But sex offenders say they have rights, too, and argue it's wrong to lump those guilty of minor offenses with the worst offenders. Some are challenging the laws.
"People think that imposing these draconian retroactive laws are a way to keep their children safe," said Margaret McLetchie, an American Civil Liberties Union of Nevada lawyer.
McLetchie and Robert Langford, who represent 27 unnamed plaintiffs in a federal civil rights lawsuit, want to block two sex-offender laws from taking effect in Nevada.
The laws, which they say are unconstitutional, were tailored to meet standards under the Adam Walsh Child Protection and Safety Act, which President Bush signed in 2006.
Nevada was among the first to pass the laws that would allow the state to post on the Internet the names, photos, home and work addresses and vehicle descriptions of offenders who've served probation or prison sentences on convictions as far back as 1956.
McLetchie said the measures mix serious sex offenders with people convicted of misdemeanors such as public nudity and could subject them to violence from neighbors who see their names and photos.
"These laws don't provide public safety, they only demonize a particular group," she said.
But Binu Palal, the deputy state attorney general arguing the case for Nevada, said the law is constitutional and U.S. Supreme Court rulings from 2002 limit sex offenders' ability to block the release information about their crimes.
"The system is based on the fact of conviction," Palal said. "Informing the public of a true fact is not considered punishment."
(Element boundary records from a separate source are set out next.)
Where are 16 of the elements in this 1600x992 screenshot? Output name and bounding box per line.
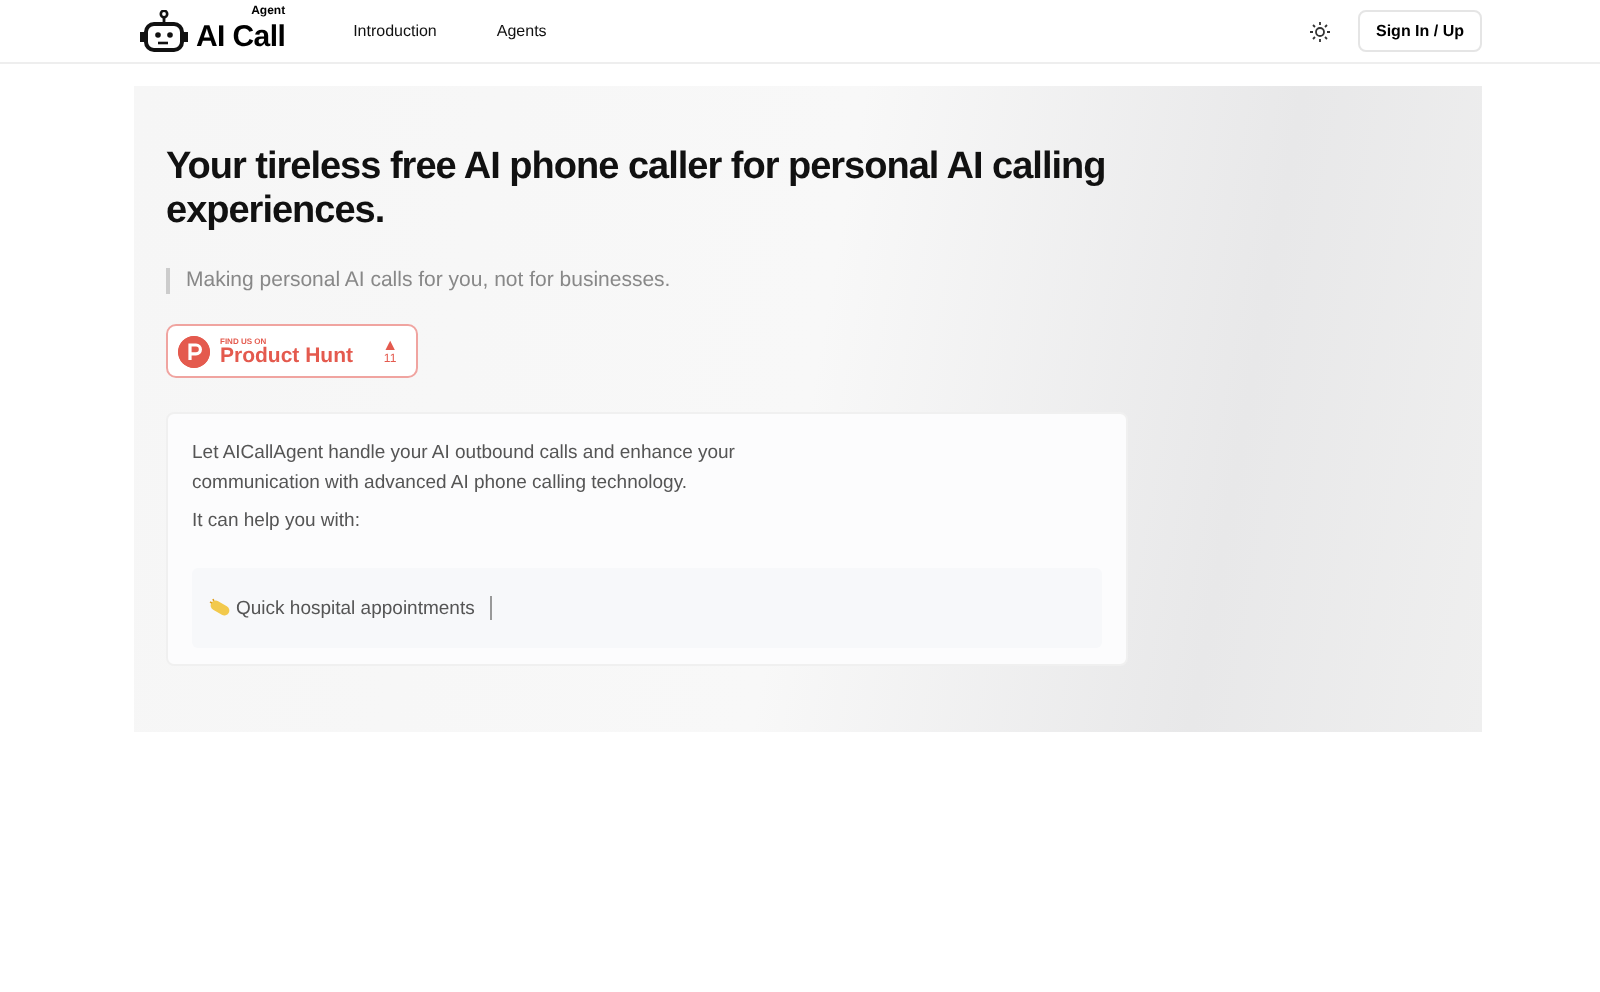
- badge-title: Product Hunt: [220, 345, 355, 367]
- intro-text: Let AICallAgent handle your AI outbound calls and enhance your communication with advanced AI phone calling technology.: [192, 440, 737, 498]
- upvote-icon: ▲: [382, 336, 398, 354]
- tagline: Making personal AI calls for you, not for businesses.: [166, 268, 1450, 294]
- lead-text: It can help you with:: [192, 508, 362, 536]
- sign-in-button[interactable]: Sign In / Up: [1358, 10, 1482, 52]
- logo-text: AI Call: [196, 19, 286, 53]
- product-hunt-logo-icon: [178, 335, 210, 367]
- pill-icon: [208, 598, 230, 618]
- text-cursor: [490, 596, 493, 620]
- robot-icon: [140, 9, 188, 53]
- nav-link[interactable]: Introduction: [353, 22, 437, 40]
- nav-link[interactable]: Agents: [496, 22, 547, 40]
- typing-text: Quick hospital appointments: [236, 597, 475, 619]
- hero-title: Your tireless free AI phone caller for personal AI calling experiences.: [166, 146, 1108, 234]
- sun-icon[interactable]: [1310, 21, 1330, 41]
U.S. District Court Judge James Mahan is scheduled to hear arguments Sept. 10 in the Nevada lawsuit. He is being asked to make permanent a temporary ban he imposed that stopped the law from taking effect July 1.
Mahan has expressed concerns that if Nevada posted its list of 4,941 people convicted of sex crimes since 1956, there would be no way to restore their privacy if the law was later found to be flawed.
Once posted, the judge said, "the cat's out of the bag."
His ruling is expected to be watched closely in states that have adopted or are considering provisions of the Adam Walsh Act, named for a 6-year-old Florida boy abducted and killed in 1981. He was the son of John Walsh, star of television's "America's Most Wanted."
Implementation has been challenged in some states, including Florida and Ohio.
"We've objected since it was first introduced in the Legislature," said Amy Borror, spokeswoman for the Ohio public defender's office in Columbus. "We believe it's unconstitutional when it's applied retroactively. Even going forward, it's bad policy."
Borror noted similarities between the Ohio and Nevada laws, and said officials in Ohio were watching the Nevada case with interest.
The Ohio registry went into effect Jan. 1 despite objections that it punished offenders twice, broke plea deals and represented a violation of states' rights by Congress. Furthermore, by creating the registry, the state Legislature usurped powers reserved to the courts, Borror said.
"We used to have a system where a judge made a decision about an offender's risk to re-offend," she said. "Now it's based only on the offense that they're convicted of, not on any future risk."
The federal law sets a July 2009 deadline for enactment, and threatens states with the loss of federal grant money if they fail to adopt it. In Nevada, officials told lawmakers the state stood to lose $300,000 a year if they failed to adopt the law.